Mi guardavo intorno osservando il gruppo con cui ero, un gruppo che nei giorni scorsi era molto rumoroso e col sorriso stampato in faccia, in quelle ore non era cosi, eravamo tutti stranamente composti, nemmeno negli spostamenti nel bus si parlava più. C’era chi fissava il vuoto, chi usava il telefono a stento e chi ascoltava musica in solitaria.
Il Memobus non è solo un viaggio fisico attraverso l'Europa, è un viaggio dentro se stessi.
Andrea Benedet, 5BET
Oświęcim (Auschwitz I), 16 marzo
Il giorno in cui abbiamo visitato Auschwitz, siamo entrati prima ad Auschwitz I. Gli edifici che una volta erano usati dai nazisti oggi sono diventati un museo, e proprio dentro uno di questi ho vissuto uno dei momenti che mi ha colpito di più durante tutto il viaggio.
C’era una stanza, in particolare, che mi è rimasta davvero dentro. Quando sono entrato, la prima cosa che ho notato è stata il vuoto. Non c’erano oggetti, non c’erano colori, non c’era nulla che attirasse subito l’attenzione. Solo pareti completamente bianche. Era uno spazio semplice, quasi spoglio, ma proprio per questo si sentiva ancora di più.
La guida non ci ha solo spiegato la stanza, ma ci ha fatto fare proprio un percorso. Lungo le pareti, più o meno all’altezza della pancia, c’era una specie di linea fatta da piccoli segni. Da lontano sembravano niente di che, ma avvicinandosi si capiva cosa fossero davvero.
Erano disegni.
Disegni fatti da bambini.
Sembravano fatti a matita, con linee leggere, sottili, come se potessero cancellarsi da un momento all’altro. Però proprio questa cosa li rendeva ancora più forti. Ogni segno sembrava pesare, come se dentro ci fosse molto più di quello che si vedeva.
Girando lungo la stanza, mi fermavo davanti a quei disegni uno alla volta. Più li guardavo, più capivo che non erano semplici scarabocchi. Ognuno diceva qualcosa, e ogni volta diventava sempre più difficile non pensarci.
In particolare, uno mi è rimasto impresso.
Era un disegno semplice, come quelli che farebbe qualsiasi bambino. Linee poco precise, forme un po’ ingenue. Però non trasmetteva leggerezza. Non c’era spensieratezza, non c’era gioco.

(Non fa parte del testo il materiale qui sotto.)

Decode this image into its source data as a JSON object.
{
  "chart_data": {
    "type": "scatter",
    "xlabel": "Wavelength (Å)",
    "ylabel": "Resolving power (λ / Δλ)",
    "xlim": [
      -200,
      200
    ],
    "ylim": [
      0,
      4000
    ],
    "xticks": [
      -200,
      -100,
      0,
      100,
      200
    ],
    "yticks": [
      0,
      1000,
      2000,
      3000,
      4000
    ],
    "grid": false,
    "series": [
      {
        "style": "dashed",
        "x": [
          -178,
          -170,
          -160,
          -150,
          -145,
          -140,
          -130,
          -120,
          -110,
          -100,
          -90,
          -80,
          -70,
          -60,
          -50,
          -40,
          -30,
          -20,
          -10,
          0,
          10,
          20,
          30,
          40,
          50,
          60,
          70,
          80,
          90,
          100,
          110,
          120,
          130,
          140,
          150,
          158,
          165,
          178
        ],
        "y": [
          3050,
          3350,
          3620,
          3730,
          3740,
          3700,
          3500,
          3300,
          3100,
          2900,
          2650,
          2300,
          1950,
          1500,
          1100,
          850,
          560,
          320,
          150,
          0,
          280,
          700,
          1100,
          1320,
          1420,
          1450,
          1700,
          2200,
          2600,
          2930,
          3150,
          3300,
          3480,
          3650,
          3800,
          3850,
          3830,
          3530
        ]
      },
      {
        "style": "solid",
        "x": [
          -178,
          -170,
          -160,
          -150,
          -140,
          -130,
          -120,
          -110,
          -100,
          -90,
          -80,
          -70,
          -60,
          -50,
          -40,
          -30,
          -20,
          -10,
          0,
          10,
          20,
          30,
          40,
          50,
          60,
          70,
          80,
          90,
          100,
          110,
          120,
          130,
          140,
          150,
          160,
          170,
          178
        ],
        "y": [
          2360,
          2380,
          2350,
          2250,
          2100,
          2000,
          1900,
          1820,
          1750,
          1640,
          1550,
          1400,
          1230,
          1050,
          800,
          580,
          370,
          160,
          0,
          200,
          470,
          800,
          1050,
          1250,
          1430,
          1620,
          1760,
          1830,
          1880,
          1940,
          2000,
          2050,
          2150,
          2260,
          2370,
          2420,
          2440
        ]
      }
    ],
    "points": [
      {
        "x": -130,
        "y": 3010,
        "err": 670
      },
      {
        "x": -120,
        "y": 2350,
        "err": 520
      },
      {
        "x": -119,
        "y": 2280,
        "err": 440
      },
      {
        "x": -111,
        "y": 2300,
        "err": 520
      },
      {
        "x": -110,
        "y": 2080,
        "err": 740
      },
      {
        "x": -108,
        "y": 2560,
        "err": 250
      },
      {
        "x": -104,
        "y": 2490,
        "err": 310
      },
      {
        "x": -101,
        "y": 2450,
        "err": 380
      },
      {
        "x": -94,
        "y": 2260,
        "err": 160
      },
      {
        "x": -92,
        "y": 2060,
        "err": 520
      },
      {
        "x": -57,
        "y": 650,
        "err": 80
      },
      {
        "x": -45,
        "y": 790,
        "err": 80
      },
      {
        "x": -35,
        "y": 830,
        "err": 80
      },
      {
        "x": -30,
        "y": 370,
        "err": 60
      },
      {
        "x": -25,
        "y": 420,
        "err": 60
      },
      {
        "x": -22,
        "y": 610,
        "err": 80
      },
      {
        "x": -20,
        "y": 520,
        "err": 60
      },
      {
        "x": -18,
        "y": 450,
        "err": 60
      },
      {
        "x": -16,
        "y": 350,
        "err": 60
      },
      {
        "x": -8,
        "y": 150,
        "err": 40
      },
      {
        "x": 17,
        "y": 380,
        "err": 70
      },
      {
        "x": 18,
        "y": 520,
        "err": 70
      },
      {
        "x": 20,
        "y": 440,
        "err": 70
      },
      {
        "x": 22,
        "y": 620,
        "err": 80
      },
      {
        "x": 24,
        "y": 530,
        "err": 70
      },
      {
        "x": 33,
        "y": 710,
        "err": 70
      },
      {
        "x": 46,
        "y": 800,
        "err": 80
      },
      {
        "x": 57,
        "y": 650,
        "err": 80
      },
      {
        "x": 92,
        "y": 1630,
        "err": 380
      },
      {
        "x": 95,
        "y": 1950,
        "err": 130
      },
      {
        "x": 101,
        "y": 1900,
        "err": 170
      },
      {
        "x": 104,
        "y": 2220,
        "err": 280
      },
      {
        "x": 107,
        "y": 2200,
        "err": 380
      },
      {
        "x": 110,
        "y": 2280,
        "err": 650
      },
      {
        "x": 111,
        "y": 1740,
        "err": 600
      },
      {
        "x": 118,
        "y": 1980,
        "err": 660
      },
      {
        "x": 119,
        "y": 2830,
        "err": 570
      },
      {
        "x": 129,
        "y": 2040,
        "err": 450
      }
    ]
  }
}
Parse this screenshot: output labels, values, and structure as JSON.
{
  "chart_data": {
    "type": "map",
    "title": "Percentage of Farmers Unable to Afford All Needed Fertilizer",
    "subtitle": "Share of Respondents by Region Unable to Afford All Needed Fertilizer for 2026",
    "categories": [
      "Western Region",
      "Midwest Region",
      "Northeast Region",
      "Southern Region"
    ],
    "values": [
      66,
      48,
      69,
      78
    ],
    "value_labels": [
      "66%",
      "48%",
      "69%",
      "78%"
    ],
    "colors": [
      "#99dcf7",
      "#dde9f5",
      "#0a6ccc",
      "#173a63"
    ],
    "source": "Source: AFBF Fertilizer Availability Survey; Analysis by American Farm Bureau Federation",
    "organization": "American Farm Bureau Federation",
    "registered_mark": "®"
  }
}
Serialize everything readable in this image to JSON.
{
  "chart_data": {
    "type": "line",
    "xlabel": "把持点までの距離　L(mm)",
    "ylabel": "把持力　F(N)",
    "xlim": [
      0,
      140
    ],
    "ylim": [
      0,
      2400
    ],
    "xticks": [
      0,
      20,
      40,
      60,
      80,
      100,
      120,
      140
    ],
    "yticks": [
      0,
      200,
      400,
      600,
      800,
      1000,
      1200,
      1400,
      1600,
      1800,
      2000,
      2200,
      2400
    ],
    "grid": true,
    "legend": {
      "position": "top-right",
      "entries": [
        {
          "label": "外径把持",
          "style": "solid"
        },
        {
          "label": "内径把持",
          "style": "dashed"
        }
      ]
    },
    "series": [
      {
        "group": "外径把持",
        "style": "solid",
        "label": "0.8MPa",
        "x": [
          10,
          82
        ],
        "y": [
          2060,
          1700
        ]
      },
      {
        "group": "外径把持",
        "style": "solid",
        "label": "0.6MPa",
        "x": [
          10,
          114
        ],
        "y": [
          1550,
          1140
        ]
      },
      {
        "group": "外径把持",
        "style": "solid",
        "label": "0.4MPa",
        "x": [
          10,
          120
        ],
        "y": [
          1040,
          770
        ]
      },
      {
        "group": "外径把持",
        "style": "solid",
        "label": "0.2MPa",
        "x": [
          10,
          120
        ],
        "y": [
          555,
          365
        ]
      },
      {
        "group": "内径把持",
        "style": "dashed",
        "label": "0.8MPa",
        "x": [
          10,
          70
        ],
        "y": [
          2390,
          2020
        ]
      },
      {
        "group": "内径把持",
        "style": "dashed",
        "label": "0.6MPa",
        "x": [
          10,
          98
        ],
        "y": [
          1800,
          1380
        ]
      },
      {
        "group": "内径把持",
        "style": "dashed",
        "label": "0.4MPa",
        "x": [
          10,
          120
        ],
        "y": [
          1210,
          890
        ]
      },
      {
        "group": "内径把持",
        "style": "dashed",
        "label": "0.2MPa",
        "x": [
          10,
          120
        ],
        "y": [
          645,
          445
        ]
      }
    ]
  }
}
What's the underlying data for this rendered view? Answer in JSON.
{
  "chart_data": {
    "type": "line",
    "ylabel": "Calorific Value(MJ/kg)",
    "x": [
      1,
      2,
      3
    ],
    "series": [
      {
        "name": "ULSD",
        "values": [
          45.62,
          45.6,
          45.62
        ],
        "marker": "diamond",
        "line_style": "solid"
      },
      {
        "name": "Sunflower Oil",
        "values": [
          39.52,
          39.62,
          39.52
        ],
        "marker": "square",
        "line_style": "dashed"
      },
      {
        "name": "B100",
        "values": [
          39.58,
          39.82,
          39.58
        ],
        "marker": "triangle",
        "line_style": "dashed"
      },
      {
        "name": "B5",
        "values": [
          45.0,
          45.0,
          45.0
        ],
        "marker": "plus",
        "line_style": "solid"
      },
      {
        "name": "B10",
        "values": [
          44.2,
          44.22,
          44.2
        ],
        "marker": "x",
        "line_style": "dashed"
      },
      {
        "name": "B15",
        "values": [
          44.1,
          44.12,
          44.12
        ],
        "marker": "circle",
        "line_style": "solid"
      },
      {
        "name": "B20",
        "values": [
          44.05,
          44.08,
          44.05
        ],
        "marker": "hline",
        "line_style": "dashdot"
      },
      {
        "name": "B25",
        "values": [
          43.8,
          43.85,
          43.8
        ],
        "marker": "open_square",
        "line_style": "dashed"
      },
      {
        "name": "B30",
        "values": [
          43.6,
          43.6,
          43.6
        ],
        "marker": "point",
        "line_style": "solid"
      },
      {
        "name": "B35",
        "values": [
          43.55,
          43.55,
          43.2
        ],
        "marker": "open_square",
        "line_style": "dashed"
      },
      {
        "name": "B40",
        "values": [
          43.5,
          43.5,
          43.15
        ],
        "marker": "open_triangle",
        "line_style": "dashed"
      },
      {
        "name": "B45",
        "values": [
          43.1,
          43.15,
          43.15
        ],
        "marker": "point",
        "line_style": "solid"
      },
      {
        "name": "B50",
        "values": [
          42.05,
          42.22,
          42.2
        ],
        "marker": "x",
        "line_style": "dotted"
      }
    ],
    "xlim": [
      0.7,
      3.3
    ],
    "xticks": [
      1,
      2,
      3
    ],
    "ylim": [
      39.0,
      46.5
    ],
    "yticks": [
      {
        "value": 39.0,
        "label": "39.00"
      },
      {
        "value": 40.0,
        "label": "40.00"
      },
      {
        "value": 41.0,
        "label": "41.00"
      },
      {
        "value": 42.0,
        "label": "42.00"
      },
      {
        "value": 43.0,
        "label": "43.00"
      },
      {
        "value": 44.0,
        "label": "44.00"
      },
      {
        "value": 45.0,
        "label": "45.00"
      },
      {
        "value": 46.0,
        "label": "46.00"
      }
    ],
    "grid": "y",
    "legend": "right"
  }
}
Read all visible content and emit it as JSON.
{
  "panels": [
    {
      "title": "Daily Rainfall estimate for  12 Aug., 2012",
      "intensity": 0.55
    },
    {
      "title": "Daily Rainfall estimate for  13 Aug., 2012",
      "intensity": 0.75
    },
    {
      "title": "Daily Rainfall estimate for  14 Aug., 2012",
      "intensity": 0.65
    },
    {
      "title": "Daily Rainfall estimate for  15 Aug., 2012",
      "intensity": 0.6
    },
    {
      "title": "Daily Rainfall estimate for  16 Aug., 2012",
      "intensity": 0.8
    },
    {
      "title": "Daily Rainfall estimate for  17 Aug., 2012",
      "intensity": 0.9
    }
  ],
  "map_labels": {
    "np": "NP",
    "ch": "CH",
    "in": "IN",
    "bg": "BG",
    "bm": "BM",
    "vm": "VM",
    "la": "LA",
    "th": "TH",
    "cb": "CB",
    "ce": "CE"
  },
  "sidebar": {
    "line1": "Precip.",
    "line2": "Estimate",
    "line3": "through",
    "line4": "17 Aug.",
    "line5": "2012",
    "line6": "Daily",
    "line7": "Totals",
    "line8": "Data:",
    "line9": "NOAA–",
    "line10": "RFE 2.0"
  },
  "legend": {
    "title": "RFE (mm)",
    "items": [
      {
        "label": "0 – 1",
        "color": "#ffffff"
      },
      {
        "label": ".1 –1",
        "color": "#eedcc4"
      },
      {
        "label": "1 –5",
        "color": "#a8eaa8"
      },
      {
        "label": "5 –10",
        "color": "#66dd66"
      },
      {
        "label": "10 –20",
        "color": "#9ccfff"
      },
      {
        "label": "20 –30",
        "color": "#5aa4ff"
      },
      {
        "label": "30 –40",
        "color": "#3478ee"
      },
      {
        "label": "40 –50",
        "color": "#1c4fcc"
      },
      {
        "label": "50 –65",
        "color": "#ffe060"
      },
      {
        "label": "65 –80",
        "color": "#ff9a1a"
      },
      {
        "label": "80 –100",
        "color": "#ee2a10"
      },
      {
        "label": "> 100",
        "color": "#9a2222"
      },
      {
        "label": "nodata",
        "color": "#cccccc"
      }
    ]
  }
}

Era come fermo, come se fosse stato fatto senza libertà.
E lì ho iniziato a pensarci davvero. Un bambino, a quell’età, non dovrebbe nemmeno chiedersi cosa disegnare. Dovrebbe essere guidato verso la felicità, verso la fantasia. Almeno, per me è stato così. Io ho sempre vissuto il disegno come qualcosa di liberatorio. Un modo per esprimermi, per uscire un attimo dalla realtà, per creare qualcosa di mio.
Il foglio bianco, per me, è sempre stato libertà. Guardando quella stanza, invece, ho capito che per quei bambini il bianco non era libertà.
Era vuoto. Era tutto quello che avevano. Quei disegni non raccontavano storie inventate, non erano pieni di colori o movimento. Erano pieni di dolore. Parlavano di separazione, di famiglie distrutte, di paura. Cose che un bambino non dovrebbe nemmeno conoscere, figuriamoci disegnare.
E questa cosa mi ha fatto male.
Mi sono fermato e ho pensato: non è possibile. È qualcosa che non riesci nemmeno a immaginare davvero. Perché l’infanzia dovrebbe essere il momento più leggero della vita, quello senza pensieri pesanti, quello in cui vivi senza paura. E invece lì davanti avevo la prova del contrario. In quei disegni non c’era spensieratezza. Non c’era gioia. Non c’era futuro. E la cosa che mi ha colpito di più è stata proprio questa: sembrava che quei bambini non guardassero avanti. Non c’era speranza, non c’era attesa. Come se vivessero solo nel presente, un presente fatto di paura.
Non voglio nemmeno immaginare i loro occhi. Perché probabilmente non erano più occhi da bambini. Erano occhi che avevano visto troppo. Occhi che avevano perso una cosa che non dovrebbe mai essere tolta a nessuno: la possibilità di essere bambini. E tutto questo mi ha fatto riflettere anche sulla cattiveria. Non una cattiveria qualsiasi, ma una cattiveria così grande da cancellare dalla testa di un bambino cose fondamentali: la famiglia, la gioia, l’amicizia. Perché lì tutto poteva sparire da un momento all’altro. Una persona, un amico, un genitore.
E allora anche i legami diventavano fragili.
Guardando quei disegni, mi sono reso conto di quanto la mia infanzia sia stata diversa. Io ho avuto amici, momenti di divertimento, leggerezza. Ho potuto vivere senza pensieri, provare, sbagliare, creare. E soprattutto, ho potuto immaginare.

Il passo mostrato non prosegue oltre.